Fosil ini ditemukan oleh warga di Sungai Bengawan Solo di Desa Ngloram, Kecamatan Cepu, Blora beberapa hari lalu.
"Kami kemarin berhasil ekskavasi fosil gading gajah di sungai bengawan solo," ucap Kepala Bidang Kebudayaan Dinas Pemuda, Olahraga, Kebudayaan dan Pariwisata (Dinporabudpar) Blora Widyarini.

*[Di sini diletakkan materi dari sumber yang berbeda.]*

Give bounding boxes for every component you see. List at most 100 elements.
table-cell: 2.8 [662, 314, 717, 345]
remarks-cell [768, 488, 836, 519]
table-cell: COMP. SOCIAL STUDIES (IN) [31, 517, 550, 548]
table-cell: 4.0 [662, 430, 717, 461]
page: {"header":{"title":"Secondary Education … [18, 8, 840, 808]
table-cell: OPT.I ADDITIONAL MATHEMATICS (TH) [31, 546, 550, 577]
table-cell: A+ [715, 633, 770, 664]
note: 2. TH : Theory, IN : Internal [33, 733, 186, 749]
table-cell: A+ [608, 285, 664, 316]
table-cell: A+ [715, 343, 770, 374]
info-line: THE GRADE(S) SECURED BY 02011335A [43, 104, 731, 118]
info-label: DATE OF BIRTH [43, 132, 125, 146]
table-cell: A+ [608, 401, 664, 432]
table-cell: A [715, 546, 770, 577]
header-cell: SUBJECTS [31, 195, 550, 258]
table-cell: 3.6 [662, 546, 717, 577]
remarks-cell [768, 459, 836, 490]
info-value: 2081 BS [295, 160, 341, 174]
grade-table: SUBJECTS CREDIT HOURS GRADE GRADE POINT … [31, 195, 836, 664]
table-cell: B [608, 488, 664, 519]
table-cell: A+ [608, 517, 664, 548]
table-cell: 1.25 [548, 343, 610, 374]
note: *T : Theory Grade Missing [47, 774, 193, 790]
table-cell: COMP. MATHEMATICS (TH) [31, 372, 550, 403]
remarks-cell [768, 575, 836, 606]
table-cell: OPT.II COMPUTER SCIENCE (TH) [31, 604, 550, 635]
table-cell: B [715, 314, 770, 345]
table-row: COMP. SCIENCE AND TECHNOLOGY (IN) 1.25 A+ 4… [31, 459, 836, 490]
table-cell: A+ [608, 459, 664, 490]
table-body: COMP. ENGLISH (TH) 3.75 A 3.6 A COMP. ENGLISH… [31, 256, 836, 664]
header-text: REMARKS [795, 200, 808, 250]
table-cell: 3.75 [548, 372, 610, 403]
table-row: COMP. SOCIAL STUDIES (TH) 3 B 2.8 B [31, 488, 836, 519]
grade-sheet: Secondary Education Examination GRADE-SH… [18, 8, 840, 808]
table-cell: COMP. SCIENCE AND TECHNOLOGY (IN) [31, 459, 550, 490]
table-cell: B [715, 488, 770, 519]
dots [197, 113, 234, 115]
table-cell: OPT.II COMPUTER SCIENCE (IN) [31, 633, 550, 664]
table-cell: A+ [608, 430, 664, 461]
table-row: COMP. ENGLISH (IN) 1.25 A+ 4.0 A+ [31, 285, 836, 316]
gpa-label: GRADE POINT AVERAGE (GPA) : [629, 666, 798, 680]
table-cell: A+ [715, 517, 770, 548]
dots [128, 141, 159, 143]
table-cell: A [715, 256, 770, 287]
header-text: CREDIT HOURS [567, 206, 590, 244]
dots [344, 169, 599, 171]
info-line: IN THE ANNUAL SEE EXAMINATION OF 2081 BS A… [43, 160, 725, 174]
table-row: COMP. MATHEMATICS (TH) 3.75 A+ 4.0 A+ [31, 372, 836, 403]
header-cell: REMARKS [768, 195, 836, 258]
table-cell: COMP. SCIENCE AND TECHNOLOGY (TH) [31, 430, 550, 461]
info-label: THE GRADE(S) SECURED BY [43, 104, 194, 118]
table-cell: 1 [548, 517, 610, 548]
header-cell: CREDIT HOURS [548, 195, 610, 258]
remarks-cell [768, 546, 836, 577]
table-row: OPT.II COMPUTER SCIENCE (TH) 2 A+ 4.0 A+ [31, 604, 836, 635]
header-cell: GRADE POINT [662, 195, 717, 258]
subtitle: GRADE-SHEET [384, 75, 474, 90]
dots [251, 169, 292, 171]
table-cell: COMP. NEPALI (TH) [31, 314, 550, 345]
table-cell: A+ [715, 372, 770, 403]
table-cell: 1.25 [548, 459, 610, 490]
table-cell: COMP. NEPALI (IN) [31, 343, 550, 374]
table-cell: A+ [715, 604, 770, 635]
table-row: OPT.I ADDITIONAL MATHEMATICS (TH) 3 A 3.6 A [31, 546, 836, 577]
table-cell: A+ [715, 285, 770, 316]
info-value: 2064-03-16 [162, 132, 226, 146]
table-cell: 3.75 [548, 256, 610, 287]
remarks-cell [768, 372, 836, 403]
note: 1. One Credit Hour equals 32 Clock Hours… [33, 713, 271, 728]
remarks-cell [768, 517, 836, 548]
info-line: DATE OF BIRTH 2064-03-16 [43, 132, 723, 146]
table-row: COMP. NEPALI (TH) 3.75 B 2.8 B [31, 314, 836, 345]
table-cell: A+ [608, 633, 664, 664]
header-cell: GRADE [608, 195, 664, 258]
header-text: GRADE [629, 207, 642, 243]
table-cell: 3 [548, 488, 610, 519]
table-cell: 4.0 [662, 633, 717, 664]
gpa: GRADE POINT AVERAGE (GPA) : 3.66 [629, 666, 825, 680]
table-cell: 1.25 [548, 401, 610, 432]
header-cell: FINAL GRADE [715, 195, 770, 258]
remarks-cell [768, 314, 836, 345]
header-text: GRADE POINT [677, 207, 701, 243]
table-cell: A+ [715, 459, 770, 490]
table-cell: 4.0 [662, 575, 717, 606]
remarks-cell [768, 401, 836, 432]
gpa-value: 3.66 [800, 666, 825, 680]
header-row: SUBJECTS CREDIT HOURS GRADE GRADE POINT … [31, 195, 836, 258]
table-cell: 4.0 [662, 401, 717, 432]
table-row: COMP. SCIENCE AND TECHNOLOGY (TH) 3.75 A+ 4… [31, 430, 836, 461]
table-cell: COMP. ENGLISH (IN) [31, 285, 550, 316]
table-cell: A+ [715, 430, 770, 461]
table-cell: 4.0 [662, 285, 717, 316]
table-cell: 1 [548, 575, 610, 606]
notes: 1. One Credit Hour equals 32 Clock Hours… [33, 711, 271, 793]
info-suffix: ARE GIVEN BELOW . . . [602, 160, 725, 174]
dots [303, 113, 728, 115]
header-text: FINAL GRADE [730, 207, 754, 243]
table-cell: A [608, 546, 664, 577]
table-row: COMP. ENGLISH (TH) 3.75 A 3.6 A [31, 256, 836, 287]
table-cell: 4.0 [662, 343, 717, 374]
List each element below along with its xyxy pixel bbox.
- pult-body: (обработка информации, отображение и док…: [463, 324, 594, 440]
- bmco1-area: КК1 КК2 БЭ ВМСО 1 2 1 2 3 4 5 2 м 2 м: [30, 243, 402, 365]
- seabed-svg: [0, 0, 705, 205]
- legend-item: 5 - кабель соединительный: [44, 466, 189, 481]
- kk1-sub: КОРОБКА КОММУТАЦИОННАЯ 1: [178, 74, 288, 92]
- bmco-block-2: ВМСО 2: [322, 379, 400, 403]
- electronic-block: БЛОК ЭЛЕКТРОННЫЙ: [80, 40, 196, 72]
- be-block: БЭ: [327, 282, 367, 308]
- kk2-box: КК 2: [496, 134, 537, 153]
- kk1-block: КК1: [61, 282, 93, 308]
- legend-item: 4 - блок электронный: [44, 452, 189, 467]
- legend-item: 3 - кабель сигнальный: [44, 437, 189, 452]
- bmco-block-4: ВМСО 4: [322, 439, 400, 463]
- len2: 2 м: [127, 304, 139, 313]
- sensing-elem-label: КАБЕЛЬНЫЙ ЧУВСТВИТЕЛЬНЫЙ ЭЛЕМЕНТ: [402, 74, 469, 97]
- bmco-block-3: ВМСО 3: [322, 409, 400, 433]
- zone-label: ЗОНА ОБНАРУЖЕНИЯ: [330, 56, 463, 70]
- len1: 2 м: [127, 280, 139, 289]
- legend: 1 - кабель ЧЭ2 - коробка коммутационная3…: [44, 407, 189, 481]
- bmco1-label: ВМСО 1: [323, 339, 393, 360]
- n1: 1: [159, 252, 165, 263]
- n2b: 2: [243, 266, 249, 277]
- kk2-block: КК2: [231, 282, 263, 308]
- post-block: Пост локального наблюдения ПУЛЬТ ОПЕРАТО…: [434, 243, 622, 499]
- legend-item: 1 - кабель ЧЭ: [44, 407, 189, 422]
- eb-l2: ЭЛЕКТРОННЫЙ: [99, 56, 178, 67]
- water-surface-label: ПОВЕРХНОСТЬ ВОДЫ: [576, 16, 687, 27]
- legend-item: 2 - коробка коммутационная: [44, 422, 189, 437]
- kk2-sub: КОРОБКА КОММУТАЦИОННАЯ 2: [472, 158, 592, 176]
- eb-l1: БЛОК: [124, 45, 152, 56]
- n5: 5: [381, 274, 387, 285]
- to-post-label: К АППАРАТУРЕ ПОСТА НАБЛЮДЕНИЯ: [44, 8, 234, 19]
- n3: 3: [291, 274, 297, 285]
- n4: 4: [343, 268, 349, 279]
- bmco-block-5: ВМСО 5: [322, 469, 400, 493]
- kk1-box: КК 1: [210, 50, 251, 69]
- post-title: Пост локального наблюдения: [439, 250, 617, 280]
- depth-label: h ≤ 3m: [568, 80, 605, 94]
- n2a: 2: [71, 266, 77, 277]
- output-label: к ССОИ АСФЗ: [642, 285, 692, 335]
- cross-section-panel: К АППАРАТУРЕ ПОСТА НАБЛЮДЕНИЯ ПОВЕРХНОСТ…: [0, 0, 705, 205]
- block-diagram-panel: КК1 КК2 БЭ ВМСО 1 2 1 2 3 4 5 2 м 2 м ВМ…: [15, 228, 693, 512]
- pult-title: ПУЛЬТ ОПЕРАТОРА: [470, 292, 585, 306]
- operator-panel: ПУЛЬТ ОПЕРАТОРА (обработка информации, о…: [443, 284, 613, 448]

"Fosil ini kita konservasi dan kita simpan di rumah artefak," lanjutnya.
Dia menjelaskan rumah artefak sendiri merupakan tempat penyimpanan benda arkeologi atau peninggalan benda-benda bersejarah milik pemerintah melalui Dinas Kepemudaan Olahraga Kebudayaan dan Pariwisata (Dinporabudpar) Kabupaten Blora.
Terdapat lebih dari 360 koleksi di Rumah Artefak tersebut.
"Fosil gading gajah di wilayah sungai bengawan solo di Blora itu gajah berjenis elephas hyudindricus. Panjangnya 155 centimeter, berat awal 70 kilogram dan memiliki diameter 15 centimeter," ujarnya.
Ia juga menambahkan, untuk rumah artefak ini ada juga fosil dari gajah purba seperti belikat, rahang, kaki dan ini gading gajah purba.
Untuk kedepannya ini, Dinporabudpar akan membuat satu website yang bisa diakses oleh masyarakat melalui online.
"Pasalnya, untuk data koleksi yang ada di rumah artefak Blora sudah ada di bidang kebudayaan," ujarnya.
"InshaAllah tahun ini akan ada database di website online yang berisikan koleksi apa saja yang ada di Rumah Artefak Blora," lanjutnya. (ari).